Probabilmente in conseguenza di ciò l'United Space Alliance, il consorzio che gestisce la stazione spaziale, annunciò che tutti i computer usati a bordo sarebbero passati al sistema operativo Linux ("per ottenere una maggiore sicurezza e affidabilità").
Può sembrare paradossale, ma spesso i computer usati nello spazio sono basati su hardware e software che sulla Terra sarebbero considerati obsoleti. Una volta verificato che un sistema funziona in modo stabile, infatti, si preferisce lasciarlo inalterato piuttosto che introdurre aggiornamenti che potrebbero causare problemi. Il sistema SCADA che controlla la stazione era fortunatamente già basato su Linux, ma le dozzine di laptop usati per controllare gli esperimenti, che ancora usavano Windows XP, sono stati tutti contagiati in breve tempo.

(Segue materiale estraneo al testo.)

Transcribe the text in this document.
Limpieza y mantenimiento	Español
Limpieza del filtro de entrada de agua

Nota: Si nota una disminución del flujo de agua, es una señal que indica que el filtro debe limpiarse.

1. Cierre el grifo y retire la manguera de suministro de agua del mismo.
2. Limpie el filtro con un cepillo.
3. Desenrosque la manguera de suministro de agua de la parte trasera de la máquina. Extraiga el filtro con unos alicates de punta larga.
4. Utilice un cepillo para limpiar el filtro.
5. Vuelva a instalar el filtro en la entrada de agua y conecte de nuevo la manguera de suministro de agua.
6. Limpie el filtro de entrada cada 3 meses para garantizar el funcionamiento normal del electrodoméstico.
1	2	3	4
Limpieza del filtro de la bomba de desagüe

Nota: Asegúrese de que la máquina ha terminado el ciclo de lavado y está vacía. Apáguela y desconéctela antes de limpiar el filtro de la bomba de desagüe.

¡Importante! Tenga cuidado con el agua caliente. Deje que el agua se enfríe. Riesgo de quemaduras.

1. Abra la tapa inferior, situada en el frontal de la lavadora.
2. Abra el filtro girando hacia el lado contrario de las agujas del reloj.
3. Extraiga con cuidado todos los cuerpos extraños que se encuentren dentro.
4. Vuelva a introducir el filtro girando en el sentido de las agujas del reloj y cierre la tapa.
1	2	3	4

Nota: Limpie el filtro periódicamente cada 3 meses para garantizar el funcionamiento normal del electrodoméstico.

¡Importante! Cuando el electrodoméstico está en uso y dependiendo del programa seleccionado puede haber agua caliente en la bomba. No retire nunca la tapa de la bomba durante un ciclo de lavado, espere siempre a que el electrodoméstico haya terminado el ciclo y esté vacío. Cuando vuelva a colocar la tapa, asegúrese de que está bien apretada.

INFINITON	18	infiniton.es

Kaspersky ha poi parlato di come altre minacce informatiche come i worm Stuxman, Gauss, Flame and Red October siano così sofisticate da aver sicuramente richiesto ingenti capitali per poter essere sviluppate. Anche se non è stato mai ammesso ufficialmente, è opinione comune tra gli esperti che Stuxman sia stato creato dai servizi segreti di USA e Israele per danneggiare un impianto nucleare in Iran, diffondendosi poi nel resto del mondo. Kaspersky non è il solo a sottolineare come la ciberguerra ormai già in atto tra i servizi segreti stia mettendo strumenti e capitali a disposizione dei criminali informatici.